Thais Rizzi

Short CV

7/2007- current. PhD Candidate. Functional Genomics, Center for Neurogenomics and Cognitive Research (CNCR), FALW-VUA Dept. of Clinical Genetics, VUmc Neuroscience Campus Amsterdam (NCA) VU University (VU) and VU University medical center (VUmc), Amsterdam, the Netherlands.

02/2003 to 02/2006. Master in Biotechnology. University of Sao Paulo (USP), Brazil. Final project: Temporal genomic expression of the AgMNPV-2D (Baculovirus) in insect cells and its genomic web. Supervisor: Prof. Dr. Paolo de Andrade Marinho Zanotto.

12/2004 to 01/2005. Internship in the laboratory of the Department of Medical Microbiology, UK Aachen. RWTH Aachen, Germany. EBV detection and analyses with the supervision of the Prof. Dr. Klaus Ritter and Dr. Michael Kleines.

12/2003 to 01/2004. Internship in the laboratory of the Department of Entomology, University of Florida. Gainesville Florida, USA. Baculovirus analyses with the supervision of the Prof. Dr. James E. Maruniak.
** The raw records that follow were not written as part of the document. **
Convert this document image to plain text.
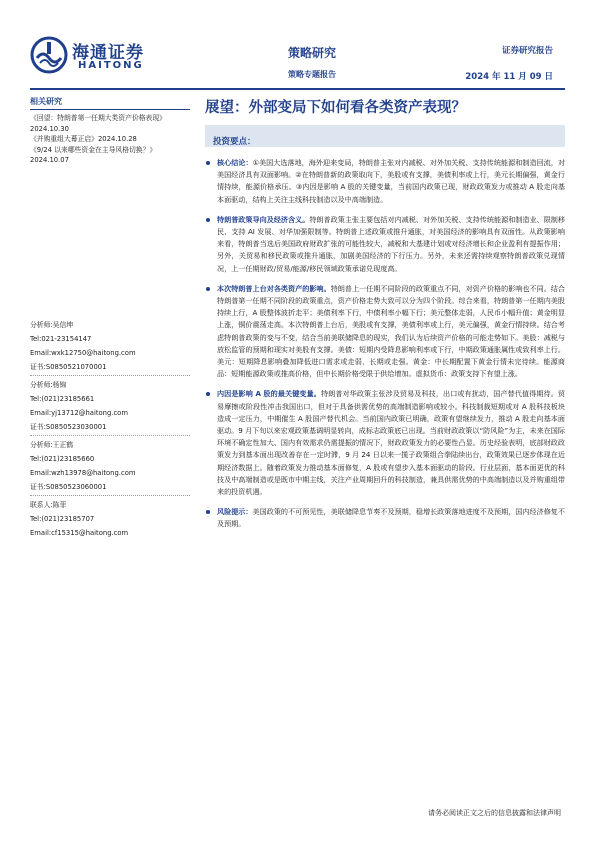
海通证券
HAITONG
策略研究
策略专题报告
证券研究报告
2024 年 11 月 09 日
相关研究
《回望：特朗普第一任期大类资产价格表现》2024.10.30
《并购重组大幕正启》2024.10.28
《9/24 以来哪些资金在主导风格切换？》2024.10.07
分析师:吴信坤
Tel:021-23154147
Email:wxk12750@haitong.com
证书:S0850521070001
分析师:杨锦
Tel:(021)23185661
Email:yj13712@haitong.com
证书:S0850523030001
分析师:王正鹤
Tel:(021)23185660
Email:wzh13978@haitong.com
证书:S0850523060001
联系人:陈菲
Tel:(021)23185707
Email:cf15315@haitong.com
展望：外部变局下如何看各类资产表现？
投资要点：
核心结论：①美国大选落地，海外迎来变局，特朗普主张对内减税、对外加关税、支持传统能源和制造回流，对美国经济具有双面影响。②在特朗普新的政策取向下，美股或有支撑，美债利率或上行，美元长期偏强，黄金行情持续，能源价格承压。③内因是影响 A 股的关键变量，当前国内政策已现，财政政策发力或推动 A 股走向基本面驱动，结构上关注主线科技制造以及中高端制造。
特朗普政策导向及经济含义。特朗普政策主张主要包括对内减税、对外加关税、支持传统能源和制造业、限制移民、支持 AI 发展、对华加强限制等。特朗普上述政策或推升通胀，对美国经济的影响具有双面性。从政策影响来看，特朗普当选后美国政府财政扩张的可能性较大，减税和大基建计划或对经济增长和企业盈利有提振作用；另外，关贸易和移民政策或推升通胀，加剧美国经济的下行压力。另外，未来还需持续观察特朗普政策兑现情况，上一任期财政/贸易/能源/移民领域政策承诺兑现度高。
本次特朗普上台对各类资产的影响。特朗普上一任期不同阶段的政策重点不同，对资产价格的影响也不同。结合特朗普第一任期不同阶段的政策重点，资产价格走势大致可以分为四个阶段。综合来看，特朗普第一任期内美股持续上行，A 股整体波折走平；美债利率下行，中债利率小幅下行；美元整体走弱，人民币小幅升值；黄金明显上涨，铜价震荡走高。本次特朗普上台后，美股或有支撑，美债利率或上行，美元偏强，黄金行情持续。结合考虑特朗普政策的变与不变，结合当前美联储降息的现实，我们认为后续资产价格的可能走势如下。美股：减税与放松监管的预期和现实对美股有支撑。美债：短期内受降息影响利率或下行，中期政策通胀属性或致利率上行。美元：短期降息影响叠加降低进口需求或走弱，长期或走强。黄金：中长期配置下黄金行情未完待续。能源商品：短期能源政策或推高价格，但中长期价格受限于供给增加。虚拟货币：政策支持下有望上涨。
内因是影响 A 股的最关键变量。特朗普对华政策主张涉及贸易及科技，出口或有扰动，国产替代值得期待。贸易摩擦或阶段性冲击我国出口，但对于具备供需优势的高端制造影响或较小。科技制裁短期或对 A 股科技板块造成一定压力，中期催生 A 股国产替代机会。当前国内政策已明确，政策有望继续发力，推动 A 股走向基本面驱动。9 月下旬以来宏观政策基调明显转向，成标志政策底已出现。当前财政政策以“防风险”为主，未来在国际环境不确定性加大、国内有效需求仍需提振的情况下，财政政策发力的必要性凸显。历史经验表明，底部财政政策发力到基本面出现改善存在一定时滞，9 月 24 日以来一揽子政策组合拳陆续出台，政策效果已逐步体现在近期经济数据上。随着政策发力推动基本面修复，A 股或有望步入基本面驱动的阶段。行业层面，基本面更优的科技及中高端制造或是既市中期主线，关注产业周期回升的科技制造，兼具供需优势的中高端制造以及并购重组带来的投资机遇。
风险提示：美国政策的不可预见性，美联储降息节奏不及预期，稳增长政策落地进度不及预期，国内经济修复不及预期。
请务必阅读正文之后的信息披露和法律声明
03/1997 to 11/2002. Bachelor in Biological Science, specialist in Microbiology, Federal University of Minas Gerais (UFMG). Minas Gerais, Brazil. Final project: Expression of the early growth response gene (Egr-1) after infection with Cowpox virus. Supervisor: Prof. Dr. Cláudio Antônio Bonjardim.

Publications

The ATXN1 and TRIM31 Genes Are Related to Intelligence in an ADHD Background: Evidence From a Large Collaborative Study Totaling 4,963 Subjects. Rizzi TS, Arias-Vasquez A, Rommelse N, Kuntsi J, Anney R, Asherson P, Buitelaar J, Banaschewski T, Ebstein R, Ruano D, Van der Sluis S, Markunas CA, Garrett ME, Ashley-Koch AE, Kollins SH, Anastopoulos AD, Hansell NK, Wright MJ, Montgomery GW, Martin NG, Harris SE, Davies G, Tenesa A, Porteous DJ, Starr JM, Deary IJ, St Pourcain B, Smith GD, Timpson NJ, Evans DM, Gill M, Miranda A, Mulas F, Oades RD, Roeyers H, Rothenberger A, Sergeant J, Sonuga-Barke E, Steinhausen HC, Taylor E, Faraone SV, Franke B, Posthuma D. Am J Med Genet B Neuropsychiatr Genet. 2010 Dec 16.

Structural and phylogenetic relationship of ORF 31 from the Anticarsia gemmatalis MNPV to poly (ADP-ribose) polymerases (PARP). de Castro Oliveira JV, de Melo FL, Romano CM, Iamarino A, Rizzi TS, Yeda FP, Hársi CM, Wolff JL, de Andrade Zanotto PM. Virus Genes. 2008 Oct;37(2):177-84.

PhD project: An integrated genomic approach to finding functional variants for human cognition.

In a population there are large intra-individual differences in IQ test scores. These differences can be due to genetic factors, environment, social interactions or a combination of these mechanisms. In the past decade, considerable progress has been made in genotyping technologies, which would allow detecting the actual genetic variants in the whole genome that account for the high heritability of intelligence. Genome-wide association (GWA) studies have identified a number of genetic polymorphisms that are involved in common disease. In just the last 3 years, GWAS have led to hundreds of associations of common DNA variants with over 80 diseases and traits increased risk for developing psychiatric disorders. However, by only associating genotypes with clinical outcomes, little can be inferred on the disease-causing mechanisms themselves. Moreover, the effect size of genetic associations with clinical phenotypes is often small. Of all reported genetic association studies in the literature, only 4% have shown replicable association according to a 2002 search. Searching for “genetic” and “association” in Pubmed gives 69950 hits (July 2010), while adding the keywords “replicated” or “validated” results in 1318 studies. In other words, in this rough scan less than 2% of the total reported genetic associations are reports of validated genetic association. 
The field of intelligence shows no exception. Of the reported genes associated with intelligence, only three CHRM2, SNAP25 and BDNF have shown replicated association across independent samples and each of these reported DNA variants could explain less than 1%–2% of the IQ variation. Collective testing of genes involved in biological pathways has emerged as an alternative strategy for testing the combined effects of genetic variants with small effect size. The main goal of my project is to investigate how genetic variation in genome or genetic pathways influences intelligence. To this end we use an in silico/in vivo integrated approach, testing for genetic association, environment moderation effect and brain expression regulation. The most promising variants will be used within a mouse model for attention and memory, aimed at determining the biological function of the allelic variant. The focus is on cognition in general, as well as specific aspects such attention, memory and educational attainment.